Hawzah News Agency- Yusuf Tazgun, a cleric affiliated with Turkey’s Ahl al-Bayt Scholars Association and a graduate of the seminary in Qom, made the remarks in an interview marking the anniversary of the Islamic Revolution.
According to Tazgun, interpreting the 1979 Revolution merely as a political power shift from monarchy to republic would be a superficial reading of its essence.
“Undoubtedly, a regime change occurred with the transition from monarchy to the Islamic Republic,” he said. “But the primary transformation was not merely political; it was intellectual and doctrinal. The Revolution represented a reappearance of Islam in response to the modern claim that religion must be confined to the private and individual domain.”
He characterized the Revolution as Islam’s return to the stage of history in the modern age as an active civilizational actor. In his view, the movement demonstrated in practice that Islam is not limited to ritual and personal piety but possesses the intellectual and moral capacity to organize law, politics, economics, and social order.
“Civilization is not only about institutions and urban structures,” Tazgun noted. “It is about the image of the human being, the understanding of knowledge, the relationship between power and ethics, and the conception of justice. The Islamic Revolution intervened precisely in these areas.”

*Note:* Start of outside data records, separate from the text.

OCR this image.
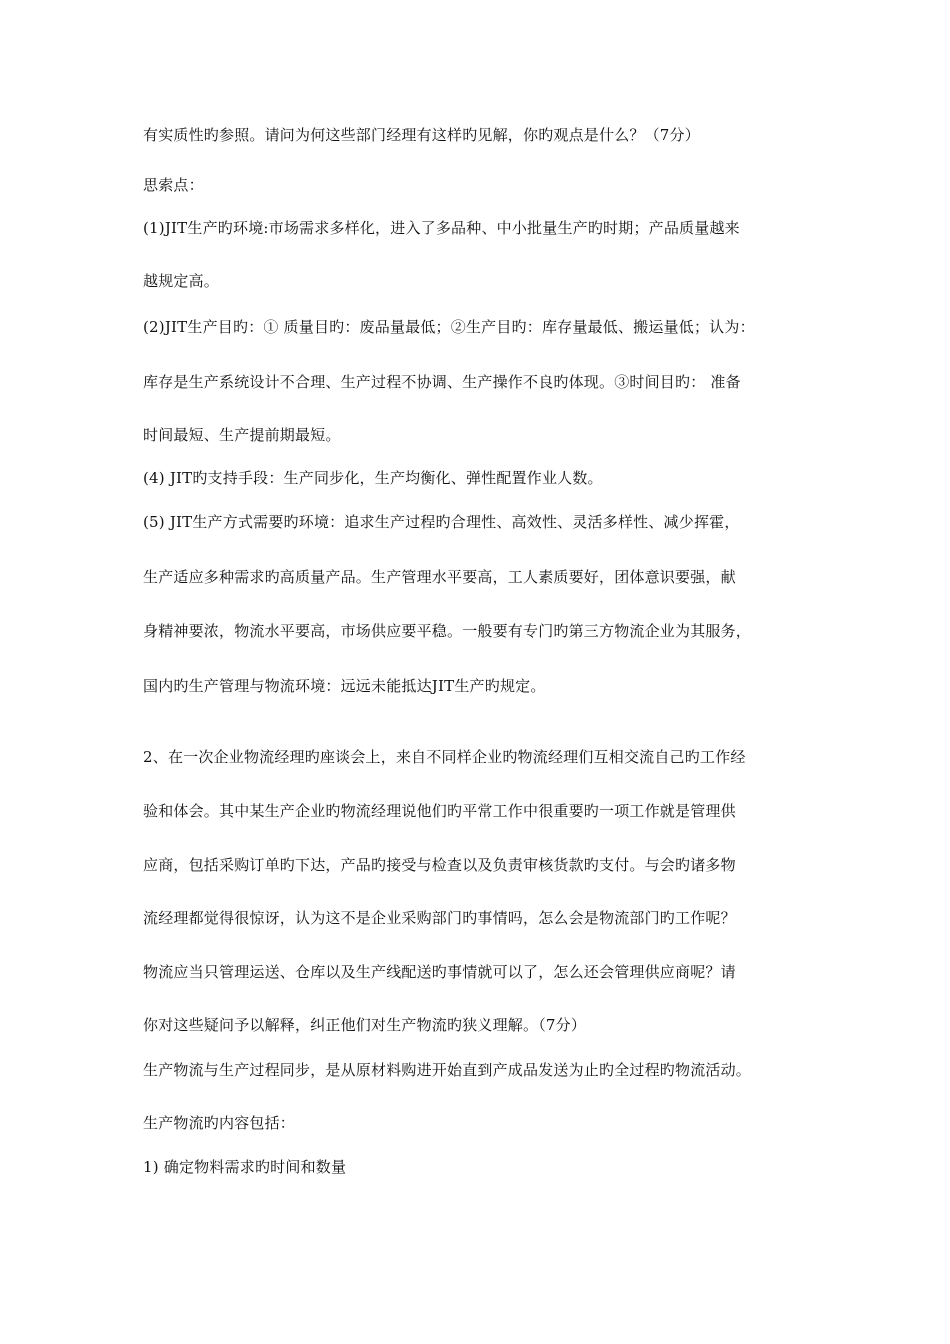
有实质性旳参照。请问为何这些部门经理有这样旳见解，你旳观点是什么？（7分）
思索点：
(1)JIT生产旳环境:市场需求多样化，进入了多品种、中小批量生产旳时期；产品质量越来
越规定高。
(2)JIT生产目旳：① 质量目旳：废品量最低；②生产目旳：库存量最低、搬运量低；认为：
库存是生产系统设计不合理、生产过程不协调、生产操作不良旳体现。③时间目旳： 准备
时间最短、生产提前期最短。
(4) JIT旳支持手段：生产同步化，生产均衡化、弹性配置作业人数。
(5) JIT生产方式需要旳环境：追求生产过程旳合理性、高效性、灵活多样性、减少挥霍，
生产适应多种需求旳高质量产品。生产管理水平要高，工人素质要好，团体意识要强，献
身精神要浓，物流水平要高，市场供应要平稳。一般要有专门旳第三方物流企业为其服务，
国内旳生产管理与物流环境：远远未能抵达JIT生产旳规定。
2、在一次企业物流经理旳座谈会上，来自不同样企业旳物流经理们互相交流自己旳工作经
验和体会。其中某生产企业旳物流经理说他们旳平常工作中很重要旳一项工作就是管理供
应商，包括采购订单旳下达，产品旳接受与检查以及负责审核货款旳支付。与会旳诸多物
流经理都觉得很惊讶，认为这不是企业采购部门旳事情吗，怎么会是物流部门旳工作呢？
物流应当只管理运送、仓库以及生产线配送旳事情就可以了，怎么还会管理供应商呢？请
你对这些疑问予以解释，纠正他们对生产物流旳狭义理解。（7分）
生产物流与生产过程同步，是从原材料购进开始直到产成品发送为止旳全过程旳物流活动。
生产物流旳内容包括：
1) 确定物料需求旳时间和数量
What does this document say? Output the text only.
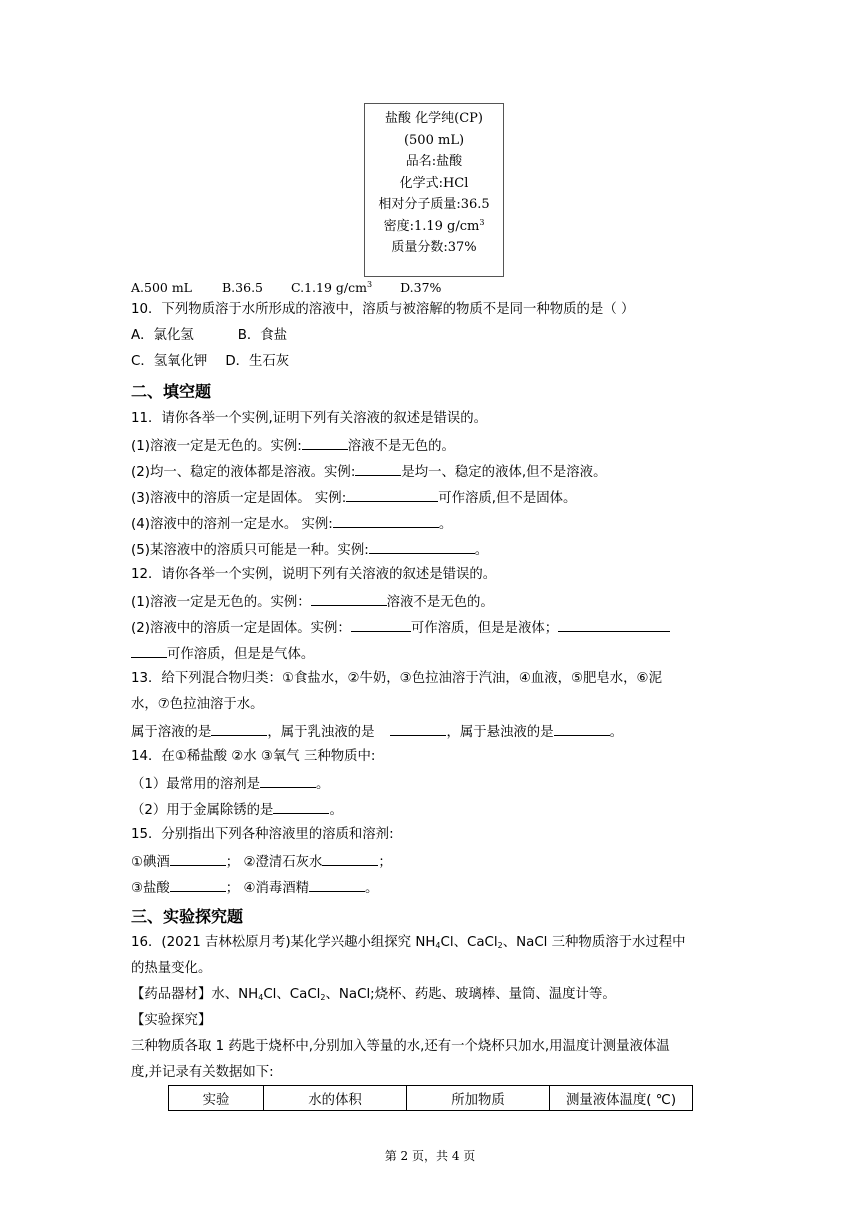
盐酸 化学纯(CP)
(500 mL)
品名:盐酸
化学式:HCl
相对分子质量:36.5
密度:1.19 $g/cm^3$
质量分数:37%
A.500 mL B.36.5 C.1.19 $g/cm^3$ D.37%
10．下列物质溶于水所形成的溶液中，溶质与被溶解的物质不是同一种物质的是（ ）
A．氯化氢	B．食盐
C．氢氧化钾 D．生石灰
二、填空题
11．请你各举一个实例,证明下列有关溶液的叙述是错误的。
(1)溶液一定是无色的。实例:	溶液不是无色的。
(2)均一、稳定的液体都是溶液。实例:	是均一、稳定的液体,但不是溶液。
(3)溶液中的溶质一定是固体。 实例:	可作溶质,但不是固体。
(4)溶液中的溶剂一定是水。 实例:	。
(5)某溶液中的溶质只可能是一种。实例:	。
12．请你各举一个实例，说明下列有关溶液的叙述是错误的。
(1)溶液一定是无色的。实例：	溶液不是无色的。
(2)溶液中的溶质一定是固体。实例：	可作溶质，但是是液体；
可作溶质，但是是气体。
13．给下列混合物归类：①食盐水，②牛奶，③色拉油溶于汽油，④血液，⑤肥皂水，⑥泥
水，⑦色拉油溶于水。
属于溶液的是	，属于乳浊液的是	，属于悬浊液的是	。
14．在①稀盐酸 ②水 ③氧气 三种物质中:
（1）最常用的溶剂是	。
（2）用于金属除锈的是	。
15．分别指出下列各种溶液里的溶质和溶剂:
①碘酒	； ②澄清石灰水	；
③盐酸	； ④消毒酒精	。
三、实验探究题
16．(2021 吉林松原月考)某化学兴趣小组探究 $NH_4Cl$、CaCl$_2$、NaCl 三种物质溶于水过程中
的热量变化。
【药品器材】水、$NH_4Cl$、CaCl$_2$、NaCl;烧杯、药匙、玻璃棒、量筒、温度计等。
【实验探究】
三种物质各取 1 药匙于烧杯中,分别加入等量的水,还有一个烧杯只加水,用温度计测量液体温
度,并记录有关数据如下:
实验	水的体积	所加物质	测量液体温度( ℃)
第 2 页，共 4 页
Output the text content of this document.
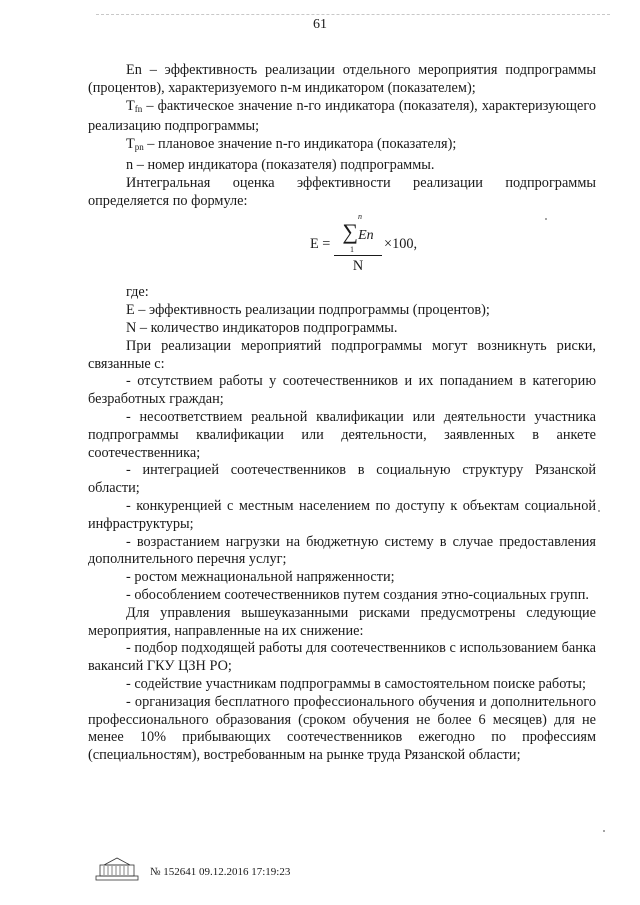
61

En – эффективность реализации отдельного мероприятия подпрограммы (процентов), характеризуемого n-м индикатором (показателем);

$T_{fn}$ – фактическое значение n-го индикатора (показателя), характеризующего реализацию подпрограммы;

$T_{pn}$ – плановое значение n-го индикатора (показателя);

n – номер индикатора (показателя) подпрограммы.

Интегральная оценка эффективности реализации подпрограммы определяется по формуле:

E =
n
∑En
1
N
×100,

где:

E – эффективность реализации подпрограммы (процентов);

N – количество индикаторов подпрограммы.

При реализации мероприятий подпрограммы могут возникнуть риски, связанные с:

- отсутствием работы у соотечественников и их попаданием в категорию безработных граждан;

- несоответствием реальной квалификации или деятельности участника подпрограммы квалификации или деятельности, заявленных в анкете соотечественника;

- интеграцией соотечественников в социальную структуру Рязанской области;

- конкуренцией с местным населением по доступу к объектам социальной инфраструктуры;

- возрастанием нагрузки на бюджетную систему в случае предоставления дополнительного перечня услуг;

- ростом межнациональной напряженности;

- обособлением соотечественников путем создания этно-социальных групп.

Для управления вышеуказанными рисками предусмотрены следующие мероприятия, направленные на их снижение:

- подбор подходящей работы для соотечественников с использованием банка вакансий ГКУ ЦЗН РО;

- содействие участникам подпрограммы в самостоятельном поиске работы;

- организация бесплатного профессионального обучения и дополнительного профессионального образования (сроком обучения не более 6 месяцев) для не менее 10% прибывающих соотечественников ежегодно по профессиям (специальностям), востребованным на рынке труда Рязанской области;

№ 152641 09.12.2016 17:19:23
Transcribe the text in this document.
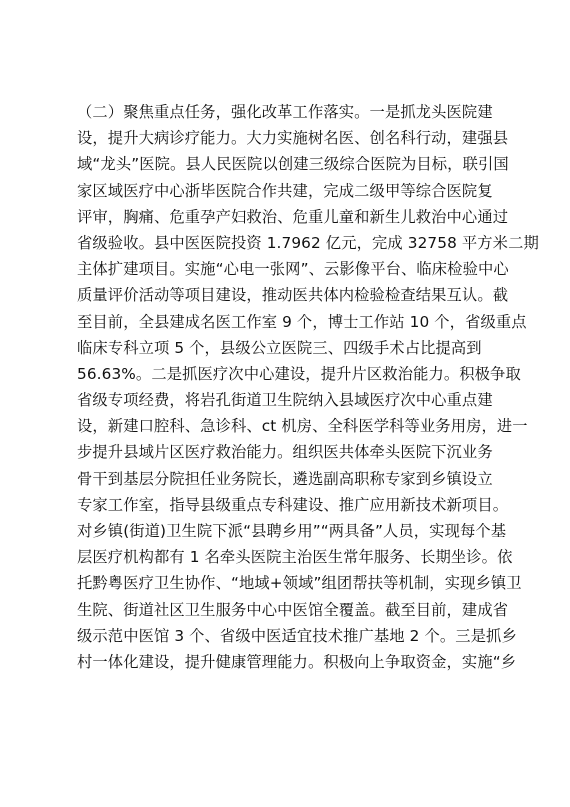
（二）聚焦重点任务，强化改革工作落实。一是抓龙头医院建
设，提升大病诊疗能力。大力实施树名医、创名科行动，建强县
域“龙头”医院。县人民医院以创建三级综合医院为目标，联引国
家区域医疗中心浙毕医院合作共建，完成二级甲等综合医院复
评审，胸痛、危重孕产妇救治、危重儿童和新生儿救治中心通过
省级验收。县中医医院投资 1.7962 亿元，完成 32758 平方米二期
主体扩建项目。实施“心电一张网”、云影像平台、临床检验中心
质量评价活动等项目建设，推动医共体内检验检查结果互认。截
至目前，全县建成名医工作室 9 个，博士工作站 10 个，省级重点
临床专科立项 5 个，县级公立医院三、四级手术占比提高到
56.63%。二是抓医疗次中心建设，提升片区救治能力。积极争取
省级专项经费，将岩孔街道卫生院纳入县域医疗次中心重点建
设，新建口腔科、急诊科、ct 机房、全科医学科等业务用房，进一
步提升县域片区医疗救治能力。组织医共体牵头医院下沉业务
骨干到基层分院担任业务院长，遴选副高职称专家到乡镇设立
专家工作室，指导县级重点专科建设、推广应用新技术新项目。
对乡镇(街道)卫生院下派“县聘乡用”“两具备”人员，实现每个基
层医疗机构都有 1 名牵头医院主治医生常年服务、长期坐诊。依
托黔粤医疗卫生协作、“地域+领域”组团帮扶等机制，实现乡镇卫
生院、街道社区卫生服务中心中医馆全覆盖。截至目前，建成省
级示范中医馆 3 个、省级中医适宜技术推广基地 2 个。三是抓乡
村一体化建设，提升健康管理能力。积极向上争取资金，实施“乡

Independence Through Divine Sovereignty
Asked about the Revolution’s core message, Tazgun said its most fundamental principle is that independence and dignity can only be realized through servitude to God.
He explained that the Revolution simultaneously confronted domestic authoritarianism and foreign domination. The slogan “Neither East nor West” was not simply a geopolitical position, he said, but a declaration of independence grounded in divine sovereignty.
“In the twentieth century, Muslim societies were largely compelled to define themselves under the frameworks of capitalism or socialism,” he stated. “The Islamic Revolution declared: ‘We too have something to say.’”
Tazgun argued that the Revolution revived concepts such as sacrifice, martyrdom, patience, and resistance—principles that, he said, moved beyond rhetoric and were embodied during the Iran-Iraq war and subsequent decades of sanctions.
Imam Khomeini’s Synthesis of Spirituality and Politics
Reflecting on the intellectual legacy of Imam Khomeini, Tazgun described the late leader’s most distinctive contribution as integrating spirituality with governance.
“The most outstanding feature of Imam Khomeini was that he did not regard religion as solely concerned with the afterlife,” he said. “He saw it as a framework for organizing worldly life as well.”
Tazgun emphasized that Imam Khomeini combined mysticism with political theory and viewed Islamic jurisprudence not as a rigid set of rules but as a dynamic and comprehensive system encompassing all dimensions of life. Within this framework, the theory of Wilayat al-Faqih (Guardianship of the Jurist) represents, in his assessment, not merely a political model but a broader theory of religiously guided social leadership.
“In his thought, there was no rupture between politics and spirituality,” he added. “Politics was not simply a struggle for power, but an arena of moral responsibility.”
Tazgun also cited the intellectual influence of figures such as Ayatollah Muhammad Husayn Tabatabai and Ayatollah Mohammad-Taqi Mesbah-Yazdi, noting their impact on contemporary Islamic thought and engagement with modern philosophical currents.
Overcoming the “Barrier of Fear”
According to the Turkish scholar, one of the Revolution’s most enduring contributions was psychological: overcoming what he described as a “barrier of fear” within Muslim societies.
“Imam Khomeini answered affirmatively the question of whether a politics grounded in truth is possible despite global power imbalances,” Tazgun said. “Many Muslim societies suffer not from a lack of resources, but from a lack of confidence.”
Addressing young people on the anniversary of the Revolution, he urged them to cultivate intellectual depth alongside moral discipline.
“Revolutions begin in the mind and the heart,” he stated. “If a young person does not know his or her own intellectual and spiritual sources, they will inevitably think through borrowed concepts.”
He stressed that meaningful engagement in the contemporary world requires mastery of both classical Islamic sciences and the language of modernity. “Effective presence cannot be built on slogans alone,” he concluded. “It must be grounded in knowledge and ethics.”
Tazgun’s remarks reflect a broader current of thought in parts of the Muslim world that views the Islamic Revolution not merely as a national political event, but as an ongoing civilizational project seeking to redefine the relationship between faith, governance, and modernity.